Todo había empezado dos años atrás. Y, como muchas otras historias, empezó con un golpe en seco y el derrumbamiento que le siguió.
El profesor de química tuvo que llamarle varias veces por su nombre antes de que Elías reaccionase. Este regresó de su nebulosa de pensamientos y se enfrentó a la mirada del profesor, temiendo una buena regañina por su falta de atención. Algo a lo que, desde el punto de vista de Elías, ya deberían haberse acostumbrado más de la mitad de sus profesores.
-Elías, han venido a buscarte - dijo el profesor con suavidad. Elías frunció el ceño y dirigió su mirada hacia la puerta del aula donde, ciertamente, se encontraba el director del centro esperándole. Nada más cruzar su mirada con la del hombre notó como volvía a formarse un nudo en su estómago, junto la sensación de que algo malo estaba por suceder, que llevaban persiguiéndole las últimas semanas.
Elías casi podía leer las malas noticias en la expresión del aquel hombre, que empezó a guiarle hasta su despacho sin mediar palabra. El joven le examinó con atención; las arrugas que solían surcar el rostro de un hombre que había superado los cincuenta habían desaparecido. Al igual que su habitual enfado e impaciencia, que también parecían haberse esfumado por completo. Esto solo conseguía poner más nervioso a Elías. La tensión aumentaba y se adueñaba su cuerpo a cada paso que daba. Para cuando se sentó en una de las sillas del pequeño despacho sus músculos estaban totalmente agarrotados.
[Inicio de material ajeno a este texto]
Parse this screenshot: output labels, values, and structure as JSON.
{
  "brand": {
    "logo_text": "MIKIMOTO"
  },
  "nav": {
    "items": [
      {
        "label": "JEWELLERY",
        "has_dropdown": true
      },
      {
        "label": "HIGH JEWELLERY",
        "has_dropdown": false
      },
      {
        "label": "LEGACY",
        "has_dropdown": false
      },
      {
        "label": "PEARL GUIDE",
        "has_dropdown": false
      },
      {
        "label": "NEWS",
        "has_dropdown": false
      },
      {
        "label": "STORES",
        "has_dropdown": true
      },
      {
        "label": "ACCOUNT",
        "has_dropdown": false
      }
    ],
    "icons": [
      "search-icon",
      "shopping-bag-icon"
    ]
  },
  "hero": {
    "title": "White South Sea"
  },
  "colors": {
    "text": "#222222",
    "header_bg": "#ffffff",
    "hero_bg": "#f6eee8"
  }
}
El director se situó delante de él y Elías pudo ver como se debatía consigo mismo, tratando de encontrar las palabras adecuadas para decirle lo que fuera que iba a contarle. Elías se contuvo para no gritarle que lo soltara ya. El hombre boqueó un par de veces, lo que le hacía parecer un pez fuera del agua, como si los sonidos que intentaba pronunciar no fuesen capaces de salir de su boca. Se detuvo, respiró hondo, carraspeó y finamente habló.
- Elías, lamento informarle de que su madre ha sufrido un accidente de tráfico. Y me temo que no ha sobrevivido.
Ahí fue cuando Elías recibió el primer golpe. Al principio se quedó mirando al director, con la mirada llena de una esperanza basada en la desesperación. Se negaba a creer lo que acaba de oír. Esperaba a que el director se diese cuenta de que se había equivocado de alumno. Esperaba que eso fuese una broma cruel procedente de una mente perversa. Esperaba el oído del propio Elías le hubiese jugado una mala pasada.
Cualquier cosa le valía.
Pasaron varios minutos antes de que al cerebro de Elías se le acabasen las posibles opciones por las que aquello podría haber sido un error. Minutos en los que un silencio sepulcral había llenado la habitación. Un silencio que Elías quiso romper gritándole a aquel hombre que era un mentiroso y que bromas como esa no tenían gracia.
Pero sabía que no era un mentiroso y que aquello ni era una broma ni era un error.
Entonces recibió el segundo golpe, infinitas veces más doloroso y devastador que el primero. Elías sintió que se ahogaba. Trató de coger aire pero lo único que consiguió fue emitir algo parecido a un sollozo. El director le dijo algo pero él no lo oyó, las palabras llegaban a él pegajosas y amortiguadas, como si hubiese metido la cabeza en un barreño de agua.
Elías se levantó de golpe, tambaleándose, y salió corriendo por el pasillo. Las lágrimas le impedían ver con claridad pero aun así consiguió llegar al aula de dibujo, vacía en ese momento. Corrió a esconderse dentro de uno de los armarios donde se guardaba el material. No le importó mancharse entero con los restos de pintura que había. Se sentó como pudo y se abrazó las piernas, que se sacudían en violentos temblores.
Cerró los ojos con fuerza, esperando que, al abrirlos, se encontraría a sí mismo descubriendo que todo había sido una pesadilla, un producto de su imaginación.
Ni siquiera tuvo fuerza suficiente para abrir los ojos.